For the roughly 600,000 Dreamers currently living in the U.S., the last decade has been marred by uncertainty.

They could apply if they arrived in the U.S. at 16 years old or younger, and before 2007, were enrolled in a school and had a clean record. Anyone serving in the U.S. military was eligible, too.

But there is no pathway to citizenship for Dreamers, who for years lived in a state of limbo. The 2007 cutoff also means young Dreamers are ineligible for the program — roughly 100,000 will graduate high school this year unable to legally work.

Obama himself called the law a “stopgap” measure when it went into effect in 2012.

In the years that followed, immigration advocates assumed lawmakers would step in with a more permanent solution — “We presumed it would be a policy that stayed in place until Congress did something better,” said Matthew Soerens, the U.S. director of church mobilization and advocacy for World Relief’s refugee resettlement agency.

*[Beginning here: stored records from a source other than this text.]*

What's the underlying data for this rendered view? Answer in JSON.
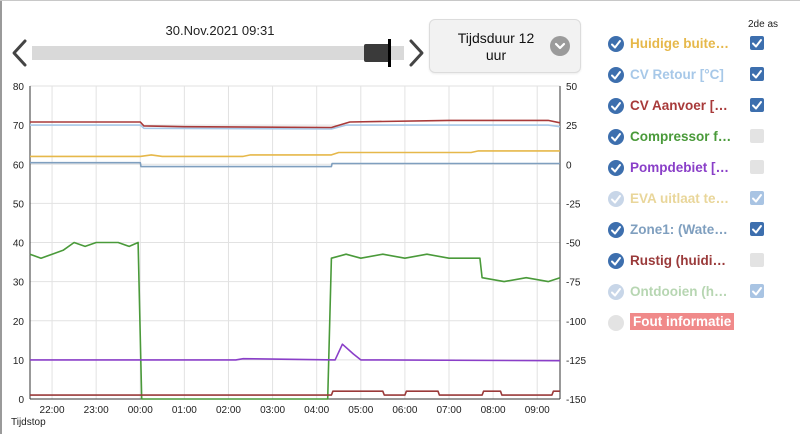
{
  "header": {
    "datetime": "30.Nov.2021 09:31",
    "duration_label": "Tijdsduur 12 uur",
    "slider_position": 0.96
  },
  "legend": {
    "axis2_header": "2de as",
    "items": [
      {
        "label": "Huidige buite…",
        "color": "#e6b84a",
        "checked": true,
        "dim": false,
        "axis2": "on"
      },
      {
        "label": "CV Retour [°C]",
        "color": "#a7c8e8",
        "checked": true,
        "dim": false,
        "axis2": "on"
      },
      {
        "label": "CV Aanvoer […",
        "color": "#a83a3a",
        "checked": true,
        "dim": false,
        "axis2": "on"
      },
      {
        "label": "Compressor f…",
        "color": "#4a9a3a",
        "checked": true,
        "dim": false,
        "axis2": "off"
      },
      {
        "label": "Pompdebiet […",
        "color": "#8a3fc8",
        "checked": true,
        "dim": false,
        "axis2": "off"
      },
      {
        "label": "EVA uitlaat te…",
        "color": "#e9d69a",
        "checked": true,
        "dim": true,
        "axis2": "dim"
      },
      {
        "label": "Zone1: (Wate…",
        "color": "#7f9fbf",
        "checked": true,
        "dim": false,
        "axis2": "on"
      },
      {
        "label": "Rustig (huidi…",
        "color": "#9a3a3a",
        "checked": true,
        "dim": false,
        "axis2": "off"
      },
      {
        "label": "Ontdooien (h…",
        "color": "#b7d6b2",
        "checked": true,
        "dim": true,
        "axis2": "dim"
      },
      {
        "label": "Fout informatie",
        "color": "#f08a8a",
        "checked": false,
        "dim": false,
        "axis2": "none",
        "badge": true
      }
    ]
  },
  "colors": {
    "check_on": "#3d6fae",
    "check_off": "#e3e3e3",
    "axis2_dim": "#a9c4e3",
    "grid": "#e2e2e2"
  },
  "chart_data": {
    "type": "line",
    "xlabel": "Tijdstop",
    "x_ticks": [
      "22:00",
      "23:00",
      "00:00",
      "01:00",
      "02:00",
      "03:00",
      "04:00",
      "05:00",
      "06:00",
      "07:00",
      "08:00",
      "09:00"
    ],
    "x_range": [
      "21:30",
      "09:31"
    ],
    "ylim_left": [
      0,
      80
    ],
    "ylim_right": [
      -150,
      50
    ],
    "yticks_left": [
      0,
      10,
      20,
      30,
      40,
      50,
      60,
      70,
      80
    ],
    "yticks_right": [
      -150,
      -125,
      -100,
      -75,
      -50,
      -25,
      0,
      25,
      50
    ],
    "grid": true,
    "series": [
      {
        "name": "Zone1: (Wate…",
        "axis": "right",
        "color": "#7f9fbf",
        "points": [
          [
            "21:30",
            1
          ],
          [
            "00:00",
            1
          ],
          [
            "00:01",
            -1.5
          ],
          [
            "04:20",
            -1.5
          ],
          [
            "04:21",
            0.5
          ],
          [
            "09:31",
            0.5
          ]
        ]
      },
      {
        "name": "Huidige buite…",
        "axis": "right",
        "color": "#e6b84a",
        "points": [
          [
            "21:30",
            5
          ],
          [
            "00:00",
            5
          ],
          [
            "00:15",
            6
          ],
          [
            "00:30",
            5
          ],
          [
            "02:20",
            5
          ],
          [
            "02:30",
            6
          ],
          [
            "04:20",
            6
          ],
          [
            "04:30",
            7.5
          ],
          [
            "07:30",
            7.5
          ],
          [
            "07:40",
            8.5
          ],
          [
            "09:31",
            8.5
          ]
        ]
      },
      {
        "name": "CV Retour [°C]",
        "axis": "right",
        "color": "#a7c8e8",
        "points": [
          [
            "21:30",
            25
          ],
          [
            "00:00",
            25
          ],
          [
            "00:05",
            23
          ],
          [
            "04:20",
            22.5
          ],
          [
            "04:40",
            25
          ],
          [
            "09:15",
            25
          ],
          [
            "09:31",
            24
          ]
        ]
      },
      {
        "name": "CV Aanvoer […",
        "axis": "right",
        "color": "#a83a3a",
        "points": [
          [
            "21:30",
            27
          ],
          [
            "00:00",
            27
          ],
          [
            "00:05",
            24.5
          ],
          [
            "01:00",
            24
          ],
          [
            "04:20",
            23.5
          ],
          [
            "04:45",
            27
          ],
          [
            "07:00",
            28
          ],
          [
            "09:15",
            28
          ],
          [
            "09:31",
            26.5
          ]
        ]
      },
      {
        "name": "Compressor f…",
        "axis": "left",
        "color": "#4a9a3a",
        "points": [
          [
            "21:30",
            37
          ],
          [
            "21:45",
            36
          ],
          [
            "22:00",
            37
          ],
          [
            "22:15",
            38
          ],
          [
            "22:30",
            40
          ],
          [
            "22:45",
            39
          ],
          [
            "23:00",
            40
          ],
          [
            "23:30",
            40
          ],
          [
            "23:45",
            39
          ],
          [
            "23:57",
            40
          ],
          [
            "00:02",
            0
          ],
          [
            "04:15",
            0
          ],
          [
            "04:20",
            36
          ],
          [
            "04:40",
            37
          ],
          [
            "05:00",
            36
          ],
          [
            "05:30",
            37
          ],
          [
            "06:00",
            36
          ],
          [
            "06:30",
            37
          ],
          [
            "07:00",
            36
          ],
          [
            "07:30",
            36
          ],
          [
            "07:42",
            36
          ],
          [
            "07:45",
            31
          ],
          [
            "08:15",
            30
          ],
          [
            "08:45",
            31
          ],
          [
            "09:15",
            30
          ],
          [
            "09:31",
            31
          ]
        ]
      },
      {
        "name": "Pompdebiet […",
        "axis": "left",
        "color": "#8a3fc8",
        "points": [
          [
            "21:30",
            10
          ],
          [
            "02:10",
            10
          ],
          [
            "02:20",
            10.3
          ],
          [
            "04:25",
            10
          ],
          [
            "04:35",
            14
          ],
          [
            "04:50",
            11.5
          ],
          [
            "05:00",
            10
          ],
          [
            "09:31",
            9.8
          ]
        ]
      },
      {
        "name": "Rustig (huidi…",
        "axis": "left",
        "color": "#9a3a3a",
        "points": [
          [
            "21:30",
            1
          ],
          [
            "04:20",
            1
          ],
          [
            "04:22",
            2
          ],
          [
            "05:30",
            2
          ],
          [
            "05:32",
            1
          ],
          [
            "06:00",
            1
          ],
          [
            "06:02",
            2
          ],
          [
            "06:45",
            2
          ],
          [
            "06:47",
            1
          ],
          [
            "07:45",
            1
          ],
          [
            "07:47",
            2
          ],
          [
            "08:10",
            2
          ],
          [
            "08:12",
            1
          ],
          [
            "09:20",
            1
          ],
          [
            "09:22",
            2
          ],
          [
            "09:31",
            2
          ]
        ]
      }
    ]
  }
}
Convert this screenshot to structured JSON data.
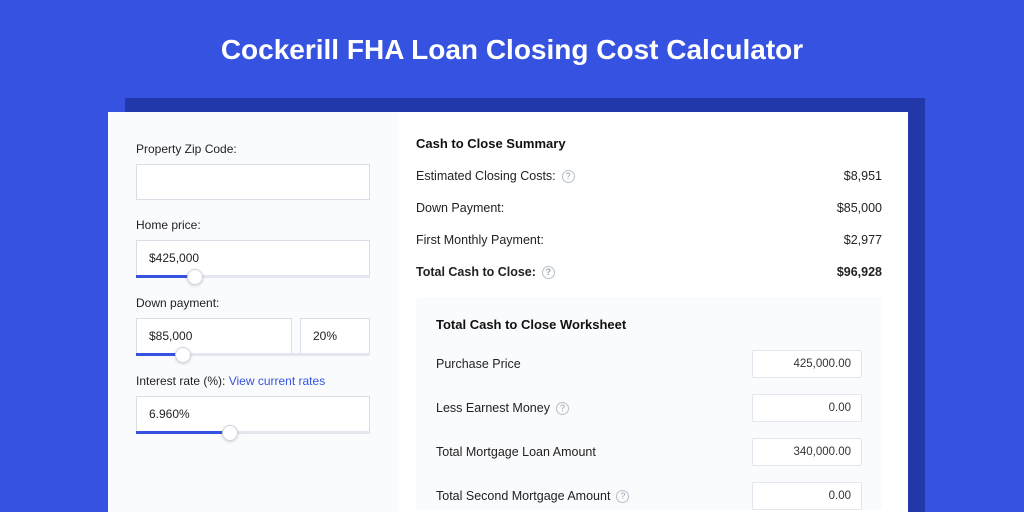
{
  "colors": {
    "page_bg": "#3652e0",
    "card_bg": "#ffffff",
    "left_panel_bg": "#fafbfd",
    "shadow_bg": "#2238a8",
    "accent": "#3652e0",
    "input_border": "#d9dde5",
    "text": "#222222",
    "help_border": "#b8bec9"
  },
  "title": "Cockerill FHA Loan Closing Cost Calculator",
  "left": {
    "zip": {
      "label": "Property Zip Code:",
      "value": ""
    },
    "home_price": {
      "label": "Home price:",
      "value": "$425,000",
      "slider_pct": 25
    },
    "down_payment": {
      "label": "Down payment:",
      "value": "$85,000",
      "pct": "20%",
      "slider_pct": 20
    },
    "interest": {
      "label_prefix": "Interest rate (%): ",
      "link_text": "View current rates",
      "value": "6.960%",
      "slider_pct": 40
    }
  },
  "summary": {
    "heading": "Cash to Close Summary",
    "rows": [
      {
        "label": "Estimated Closing Costs:",
        "value": "$8,951",
        "help": true
      },
      {
        "label": "Down Payment:",
        "value": "$85,000",
        "help": false
      },
      {
        "label": "First Monthly Payment:",
        "value": "$2,977",
        "help": false
      }
    ],
    "total": {
      "label": "Total Cash to Close:",
      "value": "$96,928",
      "help": true
    }
  },
  "worksheet": {
    "heading": "Total Cash to Close Worksheet",
    "rows": [
      {
        "label": "Purchase Price",
        "value": "425,000.00",
        "help": false
      },
      {
        "label": "Less Earnest Money",
        "value": "0.00",
        "help": true
      },
      {
        "label": "Total Mortgage Loan Amount",
        "value": "340,000.00",
        "help": false
      },
      {
        "label": "Total Second Mortgage Amount",
        "value": "0.00",
        "help": true
      }
    ]
  }
}
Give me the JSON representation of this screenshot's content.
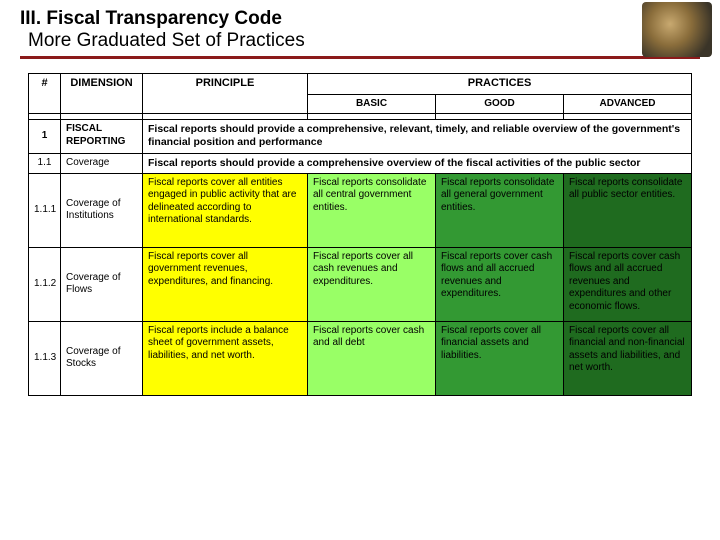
{
  "header": {
    "line1": "III. Fiscal Transparency Code",
    "line2": "More Graduated Set of Practices"
  },
  "colors": {
    "divider": "#8b1a1a",
    "yellow": "#ffff00",
    "lightgreen": "#99ff66",
    "green": "#339933",
    "darkgreen": "#1f6b1f",
    "border": "#000000",
    "background": "#ffffff"
  },
  "table": {
    "head": {
      "num": "#",
      "dimension": "DIMENSION",
      "principle": "PRINCIPLE",
      "practices": "PRACTICES",
      "basic": "BASIC",
      "good": "GOOD",
      "advanced": "ADVANCED"
    },
    "section": {
      "num": "1",
      "dimension": "FISCAL REPORTING",
      "principle": "Fiscal reports should provide a comprehensive, relevant, timely, and reliable overview of the government's financial position and performance"
    },
    "subsection": {
      "num": "1.1",
      "dimension": "Coverage",
      "principle": "Fiscal reports should provide a comprehensive overview of the fiscal activities of the public sector"
    },
    "rows": [
      {
        "num": "1.1.1",
        "dimension": "Coverage of Institutions",
        "principle": "Fiscal reports cover all entities engaged in public activity that are delineated according to international standards.",
        "basic": "Fiscal reports consolidate all central government entities.",
        "good": "Fiscal reports consolidate all general government entities.",
        "advanced": "Fiscal reports consolidate all public sector entities."
      },
      {
        "num": "1.1.2",
        "dimension": "Coverage of Flows",
        "principle": "Fiscal reports cover all government revenues, expenditures, and financing.",
        "basic": "Fiscal reports cover all cash revenues and expenditures.",
        "good": "Fiscal reports cover cash flows and all accrued revenues and expenditures.",
        "advanced": "Fiscal reports cover cash flows and all accrued revenues and expenditures and other economic flows."
      },
      {
        "num": "1.1.3",
        "dimension": "Coverage of Stocks",
        "principle": "Fiscal reports include a balance sheet of government assets, liabilities, and net worth.",
        "basic": "Fiscal reports cover cash and all debt",
        "good": "Fiscal reports cover all financial assets and liabilities.",
        "advanced": "Fiscal reports cover all financial and non-financial assets and liabilities, and net worth."
      }
    ]
  }
}
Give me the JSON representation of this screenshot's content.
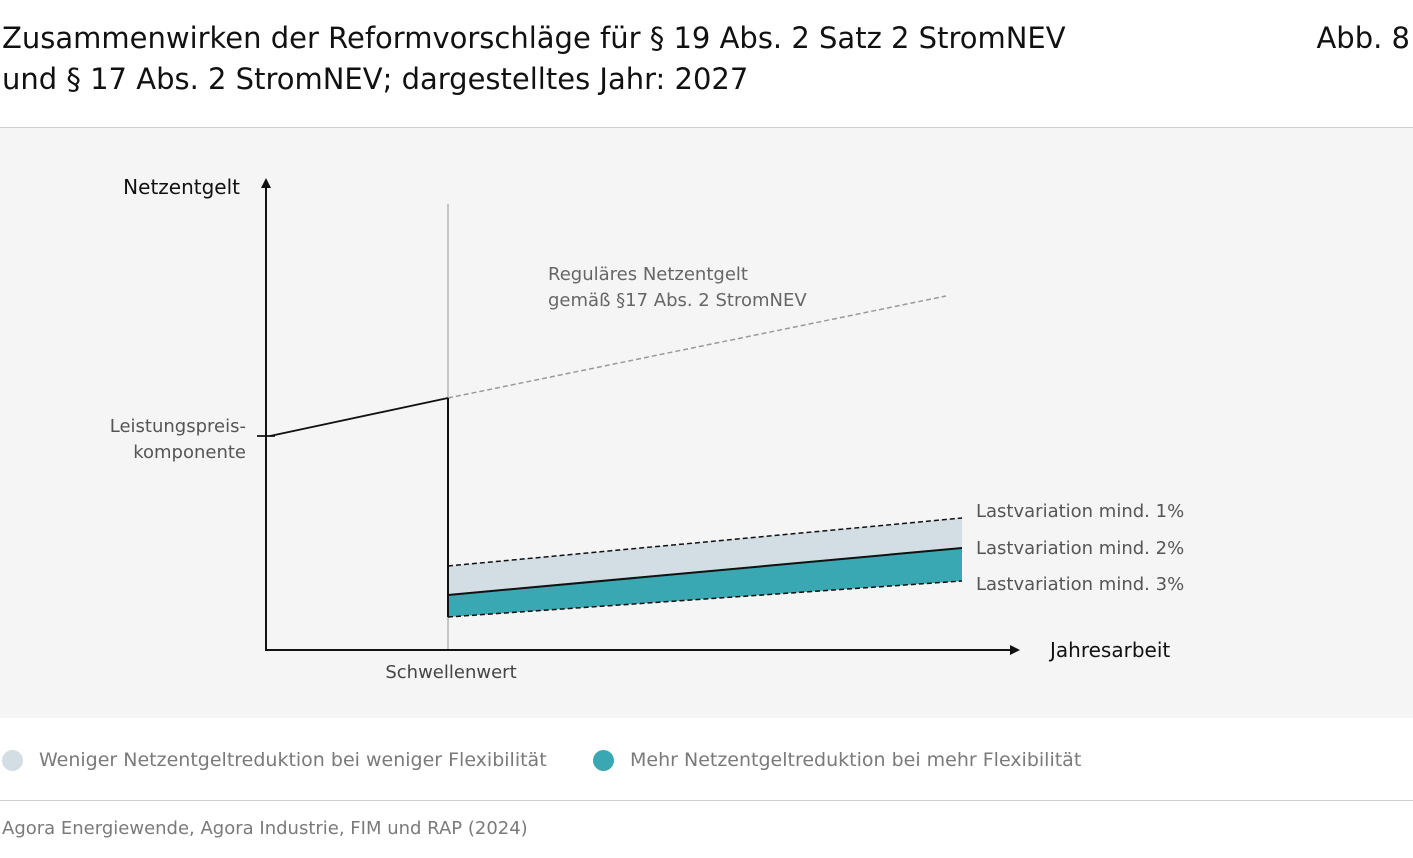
{
  "header": {
    "title_line1": "Zusammenwirken der Reformvorschläge für § 19 Abs. 2 Satz 2 StromNEV",
    "title_line2": "und § 17 Abs. 2 StromNEV; dargestelltes Jahr: 2027",
    "figure_label": "Abb. 8"
  },
  "diagram": {
    "y_axis_label": "Netzentgelt",
    "x_axis_label": "Jahresarbeit",
    "threshold_label": "Schwellenwert",
    "capacity_component_line1": "Leistungspreis-",
    "capacity_component_line2": "komponente",
    "regular_fee_line1": "Reguläres Netzentgelt",
    "regular_fee_line2": "gemäß §17 Abs. 2 StromNEV",
    "load_variation_1": "Lastvariation mind. 1%",
    "load_variation_2": "Lastvariation mind. 2%",
    "load_variation_3": "Lastvariation mind. 3%"
  },
  "legend": {
    "items": [
      {
        "label": "Weniger Netzentgeltreduktion bei weniger Flexibilität",
        "color": "#d3dde4"
      },
      {
        "label": "Mehr Netzentgeltreduktion bei mehr Flexibilität",
        "color": "#3aa8b2"
      }
    ]
  },
  "footer": {
    "source": "Agora Energiewende, Agora Industrie, FIM und RAP (2024)"
  },
  "colors": {
    "light_band": "#d3dde4",
    "teal_band": "#3aa8b2",
    "dashed_regular": "#9a9a9a",
    "axis": "#111111"
  }
}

“Evangelicals have been urging Congress to solve this issue by passing legislation to allow Dreamers to apply for permanent legal status and citizenship for years, but today’s court decision underscores the urgency of action,” he said on Thursday.

Other advocates say the ruling sends a signal. “It indicates that DACA’s days are numbered,” Laurence Benenson, vice president of policy and advocacy at the National Immigration Forum, in a statement. “The ruling further solidifies the reality that Congress must provide certainty in the form of a permanent legislative solution that would allow Dreamers to stay and work in the country long term.”